An immediate effect of this change might unleash the potential of Jewish professors teaching at Christian confessional institutions. If any program aligning itself to the motivations behind Vatican II accepts that conversion is not just a formal interaction but is heavily influenced by indirect environmental factors then it follows that teaching the Old Testament as the Jewish Bible reduces the oppressive overtones of Supercessionism. The name of the Jewish Bible has never been a matter of Christian doctrine, but at this critical stage in history, it is a matter of good neighborliness.  It is difficult to suggest as some read Nostra Aetate that Jews are co-equals in salvation and at the same time diminish their scriptures by treating it as supplemental material. We should challenge any tradition that enshrines a thread of interpretation that for many Vatican II Catholics does not resonate.
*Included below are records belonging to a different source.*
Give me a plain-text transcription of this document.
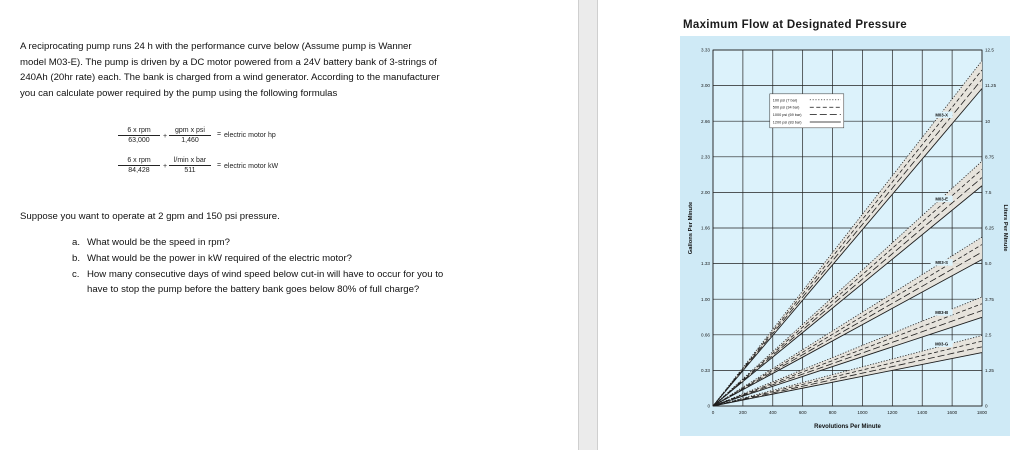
A reciprocating pump runs 24 h with the performance curve below (Assume pump is Wanner model M03-E). The pump is driven by a DC motor powered from a 24V battery bank of 3-strings of 240Ah (20hr rate) each. The bank is charged from a wind generator. According to the manufacturer you can calculate power required by the pump using the following formulas
6 x rpm
63,000
+
gpm x psi
1,460
= electric motor hp
6 x rpm
84,428
+
l/min x bar
511
= electric motor kW
Suppose you want to operate at 2 gpm and 150 psi pressure.
a. What would be the speed in rpm?
b. What would be the power in kW required of the electric motor?
c. How many consecutive days of wind speed below cut-in will have to occur for you to have to stop the pump before the battery bank goes below 80% of full charge?
Maximum Flow at Designated Pressure
M03-X
M03-E
M03-S
M03-B
M03-G
0	200	400	600	800	1000	1200	1400	1600	1800
0
0.33
0.66
1.00
1.33
1.66
2.00
2.33
2.66
3.00
3.33
0
1.25
2.5
3.75
5.0
6.25
7.5
8.75
10
11.25
12.5
Revolutions Per Minute
Gallons Per Minute	Liters Per Minute
100 psi (7 bar)
500 psi (34 bar)
1000 psi (69 bar)
1200 psi (83 bar)
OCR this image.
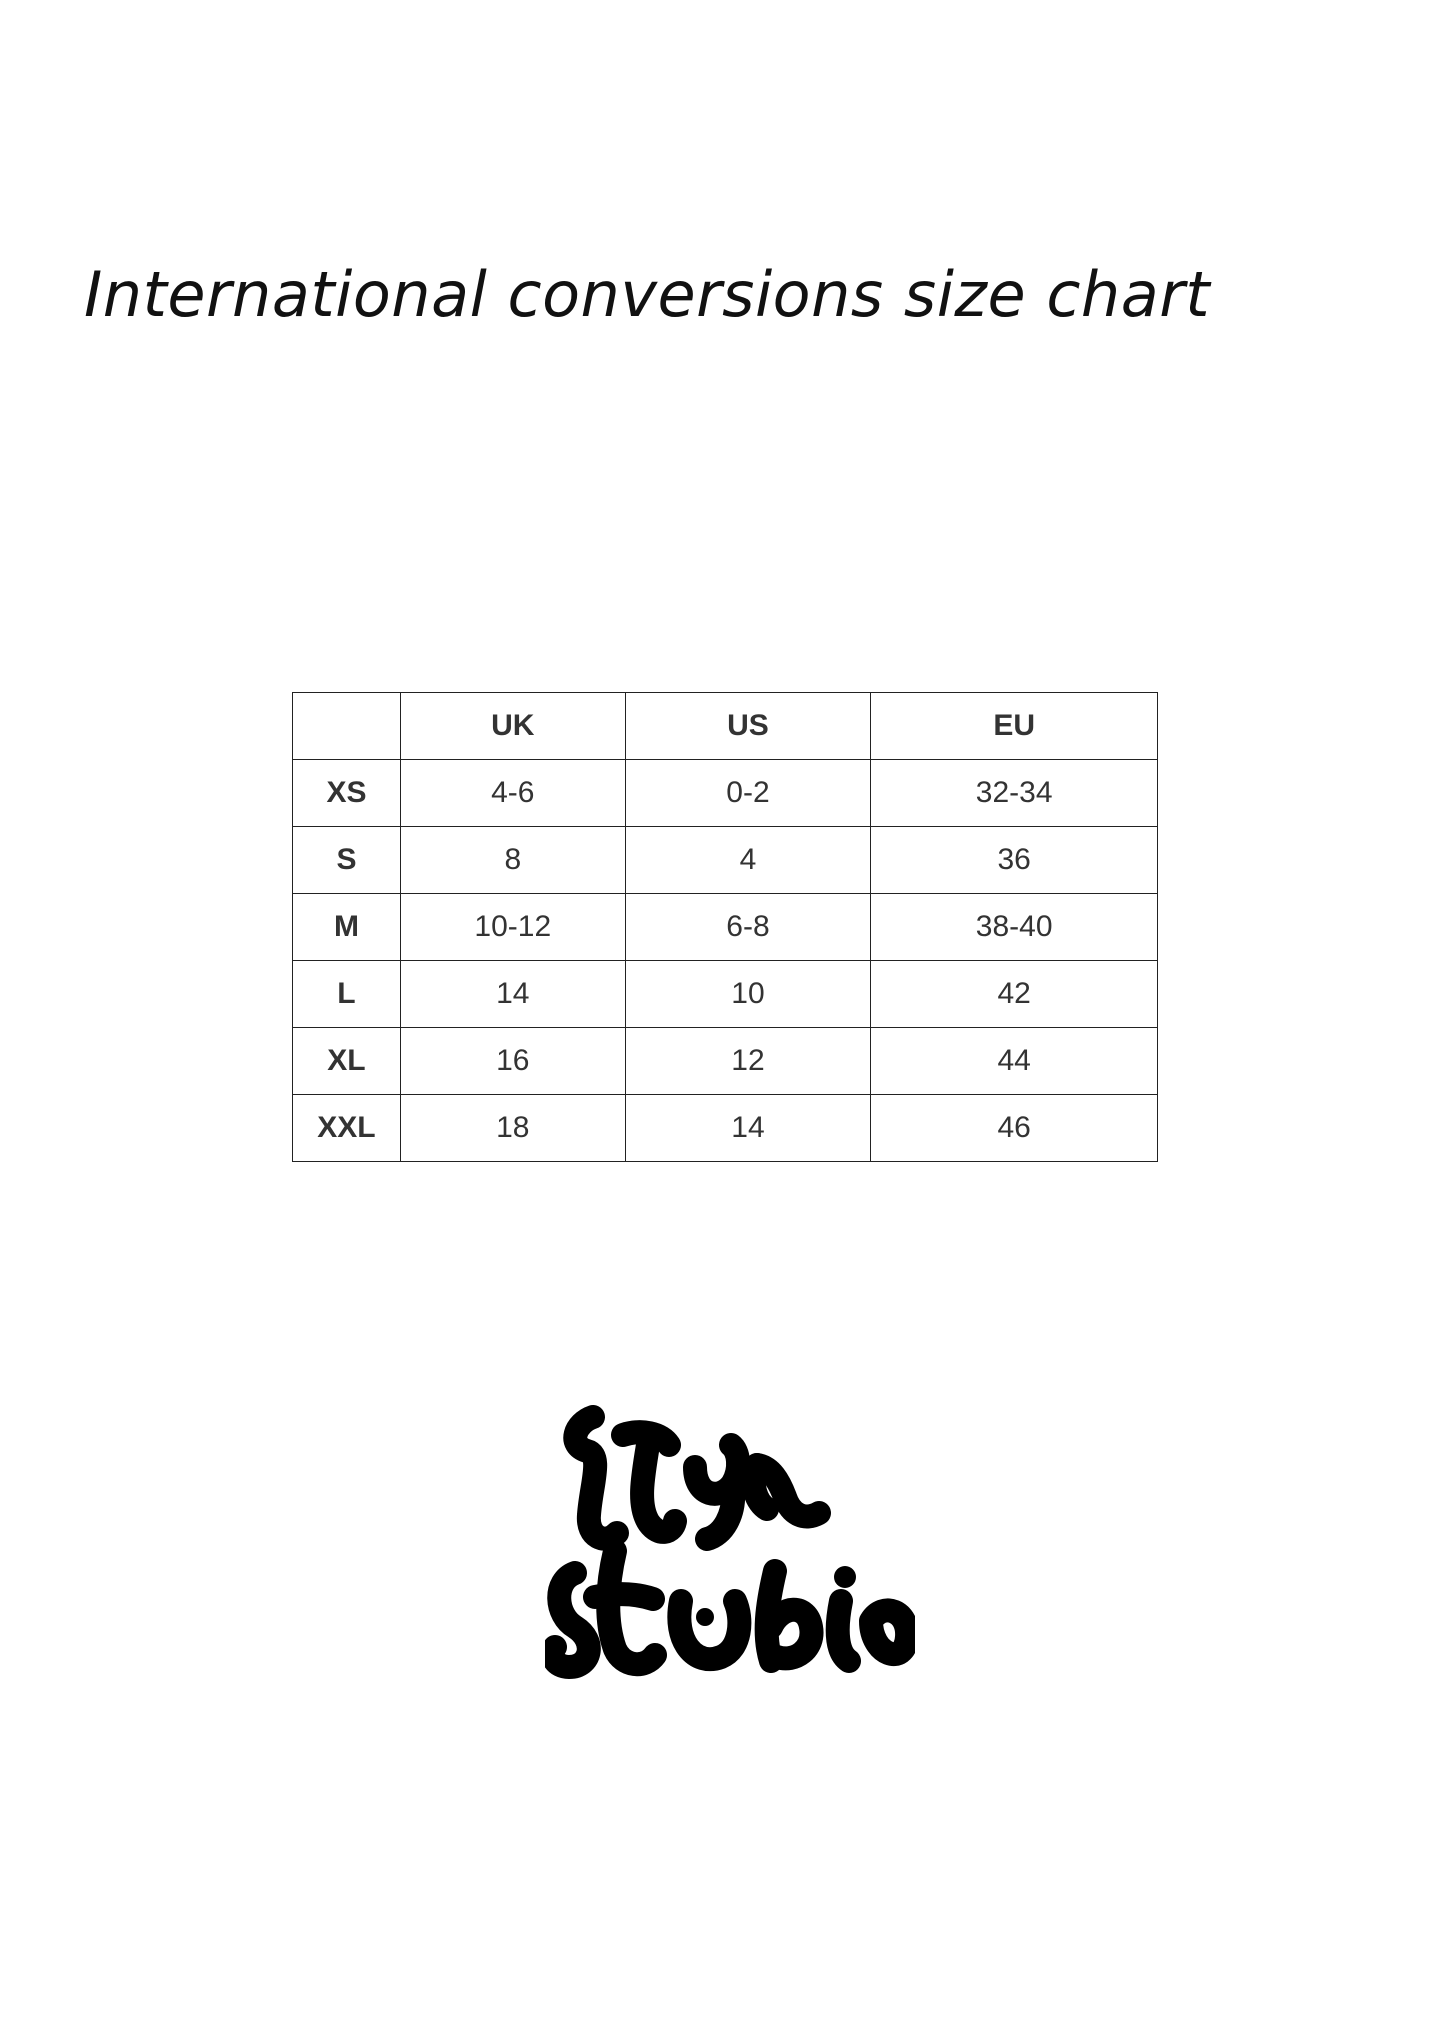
International conversions size chart
	UK	US	EU
XS	4-6	0-2	32-34
S	8	4	36
M	10-12	6-8	38-40
L	14	10	42
XL	16	12	44
XXL	18	14	46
A second point is a greater focus in Christian theological programs on Judaism as a comprehensive movement with a vast body of literature and not as a one-trick-pony whose identity is only conceived through the bible. Not only does this diminish a tradition that for all its brilliance spans biblical, Rabbinic, and modern trajectories, but it creates a classification for Jewish literature that it does not acknowledge; namely, that the closed canon experience of Christians is the same for Jews.  During my time at the EI, there was one requirement for a World Religions course. Yet, in the mandatory survey courses related to the Bible, the Old Testament label was still firmly affixed. So despite those times when we looked at “appearances of Jesus in the Old Testament” using the critical tools of biblical scholarship, confessionalism found other entry points.
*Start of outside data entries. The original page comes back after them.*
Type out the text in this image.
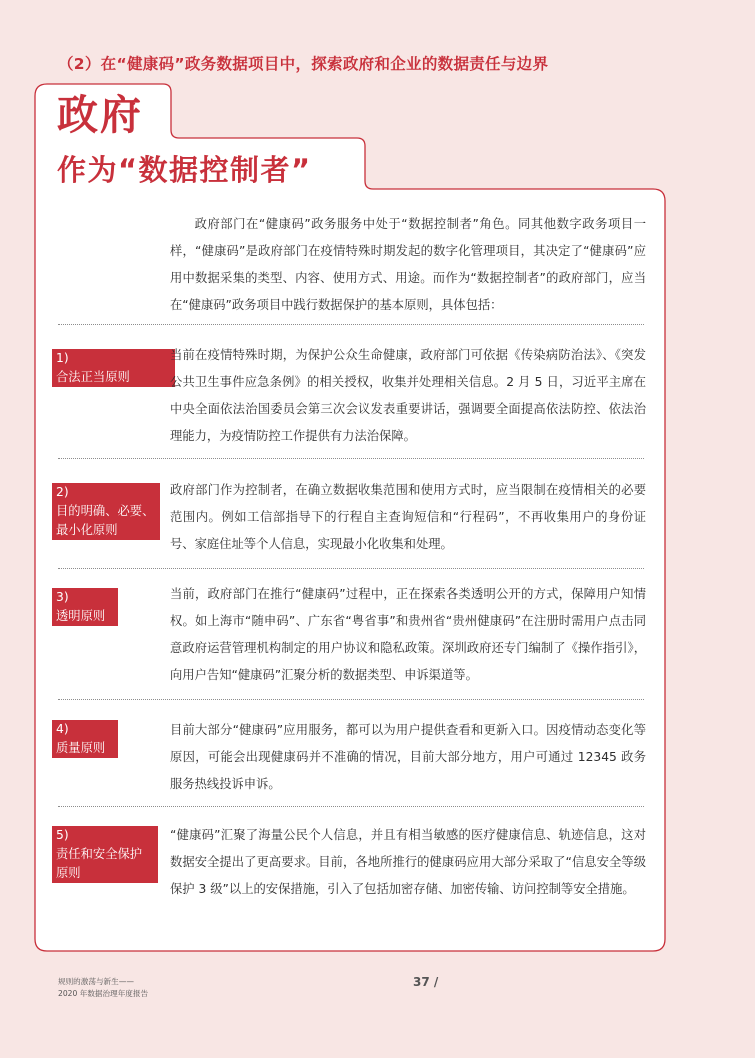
（2）在“健康码”政务数据项目中，探索政府和企业的数据责任与边界
政府
作为“数据控制者”
政府部门在“健康码”政务服务中处于“数据控制者”角色。同其他数字政务项目一样，“健康码”是政府部门在疫情特殊时期发起的数字化管理项目，其决定了“健康码”应用中数据采集的类型、内容、使用方式、用途。而作为“数据控制者”的政府部门，应当在“健康码”政务项目中践行数据保护的基本原则，具体包括：
1)
合法正当原则
当前在疫情特殊时期，为保护公众生命健康，政府部门可依据《传染病防治法》、《突发公共卫生事件应急条例》的相关授权，收集并处理相关信息。2 月 5 日，习近平主席在中央全面依法治国委员会第三次会议发表重要讲话，强调要全面提高依法防控、依法治理能力，为疫情防控工作提供有力法治保障。
2)
目的明确、必要、最小化原则
政府部门作为控制者，在确立数据收集范围和使用方式时，应当限制在疫情相关的必要范围内。例如工信部指导下的行程自主查询短信和“行程码”，不再收集用户的身份证号、家庭住址等个人信息，实现最小化收集和处理。
3)
透明原则
当前，政府部门在推行“健康码”过程中，正在探索各类透明公开的方式，保障用户知情权。如上海市“随申码”、广东省“粤省事”和贵州省“贵州健康码”在注册时需用户点击同意政府运营管理机构制定的用户协议和隐私政策。深圳政府还专门编制了《操作指引》，向用户告知“健康码”汇聚分析的数据类型、申诉渠道等。
4)
质量原则
目前大部分“健康码”应用服务，都可以为用户提供查看和更新入口。因疫情动态变化等原因，可能会出现健康码并不准确的情况，目前大部分地方，用户可通过 12345 政务服务热线投诉申诉。
5)
责任和安全保护原则
“健康码”汇聚了海量公民个人信息，并且有相当敏感的医疗健康信息、轨迹信息，这对数据安全提出了更高要求。目前，各地所推行的健康码应用大部分采取了“信息安全等级保护 3 级”以上的安保措施，引入了包括加密存储、加密传输、访问控制等安全措施。
规则的激荡与新生——
2020 年数据治理年度报告
37 /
While many Christians are used to living in the uncomfortable tension between doctrine and ethos cultivated by the Roman Catholic Church, I echo J. J. Goldberg’s opinion (http://forward.com/opinion/327449/what-everyones-getting-wrong-about-that-vatican-memo-on-converting-jews/) that opportunities to make religious life for Jews easier are opportunities worth pursuing. One only has to look at the many historical papal declarations enlisted against the Jews over time to know that the relationship between Jews and Christians is always in danger of collapsing without an active effort to prevent it.